In actual fact, he said, “our common home has been part of this group of the excluded which cries out to heaven and which today powerfully strikes our homes, our cities and our societies.” Quoting the words that Martin Luther King used in another context, Francis added, “We can say that we have defaulted on a promissory note and now is the time to honor it.”
Nevertheless, he said, again quoting the encyclical, “Humanity still has the ability to work together in building our common home.” He assured the president of the commitment of the Catholic Church “to the conscious and responsible care of our common home.
Pope Francis concluded by hailing recent efforts “to mend broken relationships and to open new doors to cooperation within our human family” as “positive steps along the path of reconciliation, justice and freedom.”
This appeared to be an explicit endorsement of the two recent accords involving the USA: the normalization of relations with Cuba and the agreement between international community and Iran over the nuclear question.
He went onto express the hope that “all men and women of good will” in the United States would “support the efforts of the international community to protect the vulnerable in our world and to stimulate integral and inclusive models of development, so that our brothers and sisters everywhere may know the blessings of peace and prosperity which God wills for all his children.”
Then, with a view to the days ahead, said he looked forward “to these days of encounter and dialogue, in which I hope to listen to, and share, many of the hopes and dreams of the American people,” and briefly mentioned the main events on his agenda.

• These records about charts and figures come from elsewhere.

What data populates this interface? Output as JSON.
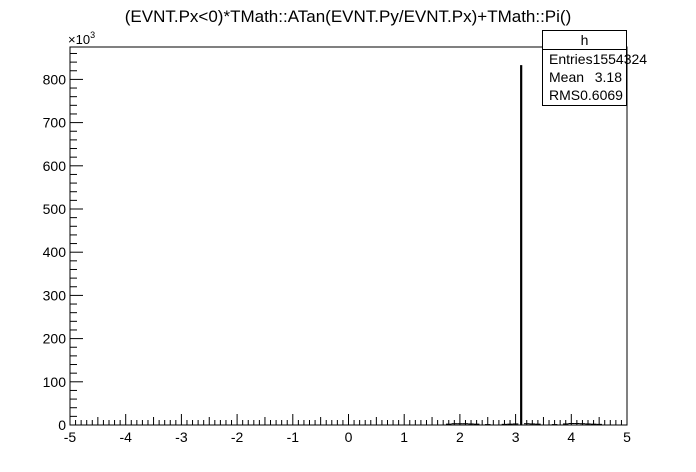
{
  "chart_data": {
    "type": "bar",
    "title": "(EVNT.Px<0)*TMath::ATan(EVNT.Py/EVNT.Px)+TMath::Pi()",
    "xlabel": "",
    "ylabel": "",
    "xlim": [
      -5,
      5
    ],
    "ylim": [
      0,
      875000
    ],
    "x_ticks": [
      "-5",
      "-4",
      "-3",
      "-2",
      "-1",
      "0",
      "1",
      "2",
      "3",
      "4",
      "5"
    ],
    "y_ticks": [
      "0",
      "100",
      "200",
      "300",
      "400",
      "500",
      "600",
      "700",
      "800"
    ],
    "y_exponent_label": "×10",
    "y_exponent_power": "3",
    "grid": false,
    "bins": [
      {
        "x": 1.8,
        "y": 2000
      },
      {
        "x": 1.9,
        "y": 3000
      },
      {
        "x": 2.0,
        "y": 3000
      },
      {
        "x": 2.1,
        "y": 3000
      },
      {
        "x": 2.2,
        "y": 2500
      },
      {
        "x": 2.3,
        "y": 2000
      },
      {
        "x": 2.5,
        "y": 1000
      },
      {
        "x": 2.8,
        "y": 1500
      },
      {
        "x": 2.9,
        "y": 2000
      },
      {
        "x": 3.0,
        "y": 2500
      },
      {
        "x": 3.1,
        "y": 833000
      },
      {
        "x": 3.2,
        "y": 3000
      },
      {
        "x": 3.3,
        "y": 2500
      },
      {
        "x": 3.4,
        "y": 2000
      },
      {
        "x": 3.7,
        "y": 1000
      },
      {
        "x": 3.9,
        "y": 2500
      },
      {
        "x": 4.0,
        "y": 3500
      },
      {
        "x": 4.1,
        "y": 3500
      },
      {
        "x": 4.2,
        "y": 3000
      },
      {
        "x": 4.3,
        "y": 2500
      },
      {
        "x": 4.4,
        "y": 2000
      },
      {
        "x": 4.5,
        "y": 1500
      }
    ],
    "color": "#000000"
  },
  "stats": {
    "name": "h",
    "rows": [
      {
        "label": "Entries",
        "value": "1554324"
      },
      {
        "label": "Mean",
        "value": "3.18"
      },
      {
        "label": "RMS",
        "value": "0.6069"
      }
    ]
  }
}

“I will have the honor of addressing Congress, where I hope, as a brother of this country, to offer words of encouragement to those called to guide the nation’s political future in fidelity to its founding principles,” he said.
He said he would also travel to Philadelphia for the Eighth World Meeting of Families “to celebrate and support the institutions of marriage and the family at this, a critical moment in the history of our civilization.”
He concluded by thanking President Obama once again for his welcome and added, “God bless America!”